1. A rotor for a centrifugal separator comprising:

a rotor body having a cylindrical outer wall extending upward from a bottom portion and a boss portion provided at a center of said bottom portion, said outer wall being located radially outward with respect to said boss portion serving as a rotational center of said rotor body;

a plurality of buckets swingably supported in said rotor body, each bucket holding a boxlike sample container; and

a supporting means for supporting a hinge shaft serving as a swing center of said bucket,

wherein each of said buckets has a bottom surface brought into contact with an inside surface of said outer wall due to a centrifugal force when said rotor rotates, so that said buckets and said rotor body integrally rotate during centrifugal operation, and

said hinge shaft is offset from a line extending from a centroid of said bucket perpendicularly to said bottom surface of said bucket, and is located at a position higher than said sample container and said bucket inclines obliquely with respect to the bottom portion of said rotor body in a condition that said rotor body is stopped.
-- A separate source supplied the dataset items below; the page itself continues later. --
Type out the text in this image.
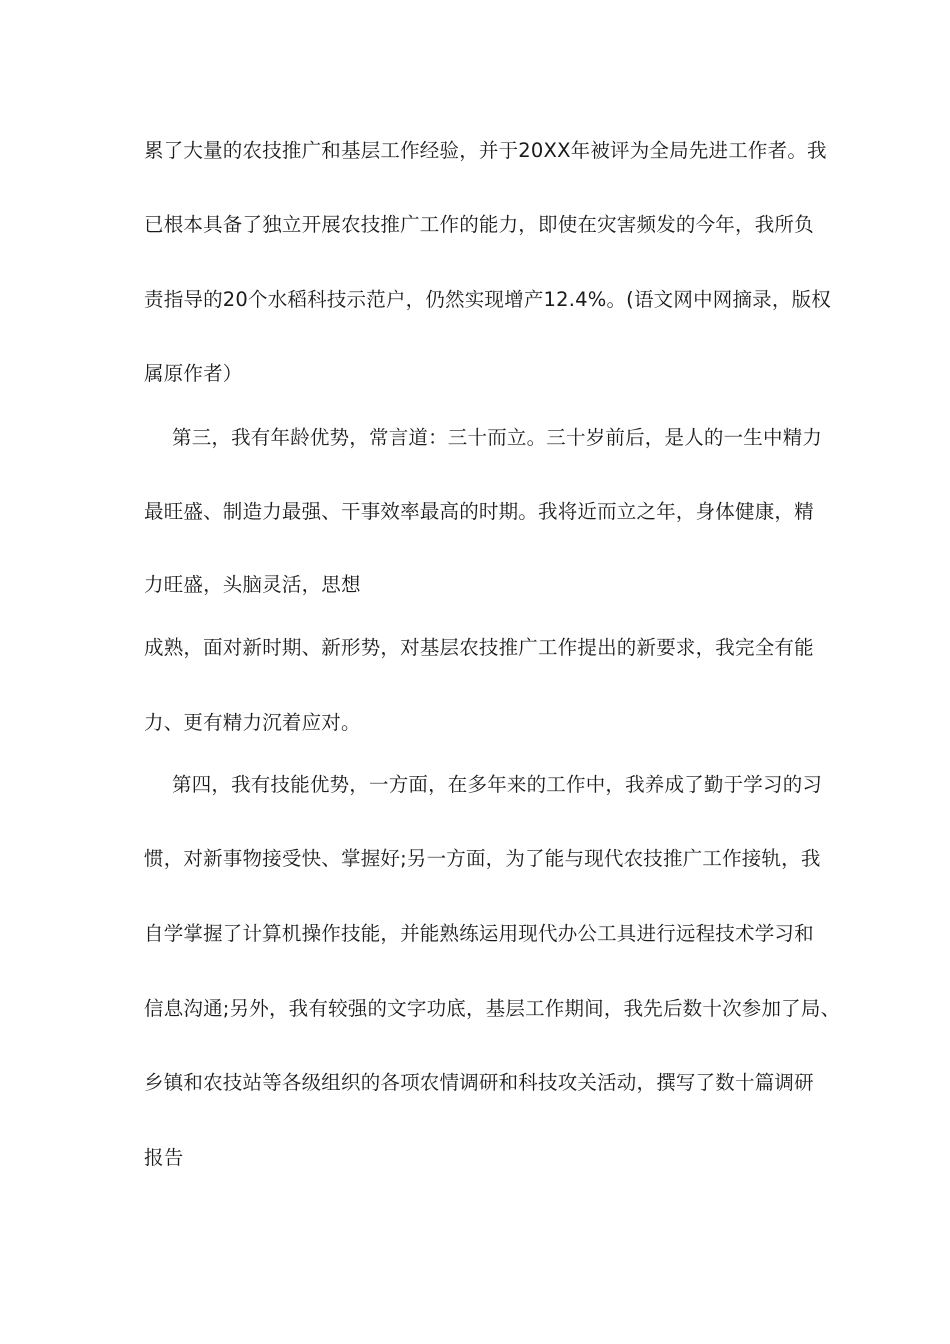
累了大量的农技推广和基层工作经验，并于20XX年被评为全局先进工作者。我
已根本具备了独立开展农技推广工作的能力，即使在灾害频发的今年，我所负
责指导的20个水稻科技示范户，仍然实现增产12.4%。(语文网中网摘录，版权
属原作者）
第三，我有年龄优势，常言道：三十而立。三十岁前后，是人的一生中精力
最旺盛、制造力最强、干事效率最高的时期。我将近而立之年，身体健康，精
力旺盛，头脑灵活，思想
成熟，面对新时期、新形势，对基层农技推广工作提出的新要求，我完全有能
力、更有精力沉着应对。
第四，我有技能优势，一方面，在多年来的工作中，我养成了勤于学习的习
惯，对新事物接受快、掌握好;另一方面，为了能与现代农技推广工作接轨，我
自学掌握了计算机操作技能，并能熟练运用现代办公工具进行远程技术学习和
信息沟通;另外，我有较强的文字功底，基层工作期间，我先后数十次参加了局、
乡镇和农技站等各级组织的各项农情调研和科技攻关活动，撰写了数十篇调研
报告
2. A rotor for a centrifugal separator comprising:

a rotor body having a cylindrical outer wall extending perpendicularly from a bottom portion and a boss portion provided at a center of said bottom portion, said outer wall being located radially outward with respect to said boss portion serving as a rotational center of said rotor body;

a plurality of buckets swingably supported in said rotor body, each bucket holding a boxlike sample container;

a supporting means for supporting a hinge shaft serving as a swing center of said bucket; and

a spring member provided in said rotor body for resiliently supporting each bucket so that each bucket inclines obliquely with respect to the bottom portion of said rotor body in a condition that said rotor is stopped,

wherein a bottom surface of said bucket is brought into contact with an inside surface of said outer wall against a resilient force of said spring member due to a centrifugal force when said rotor rotates, so that said buckets and said rotor body integrally rotate during centrifugal operation.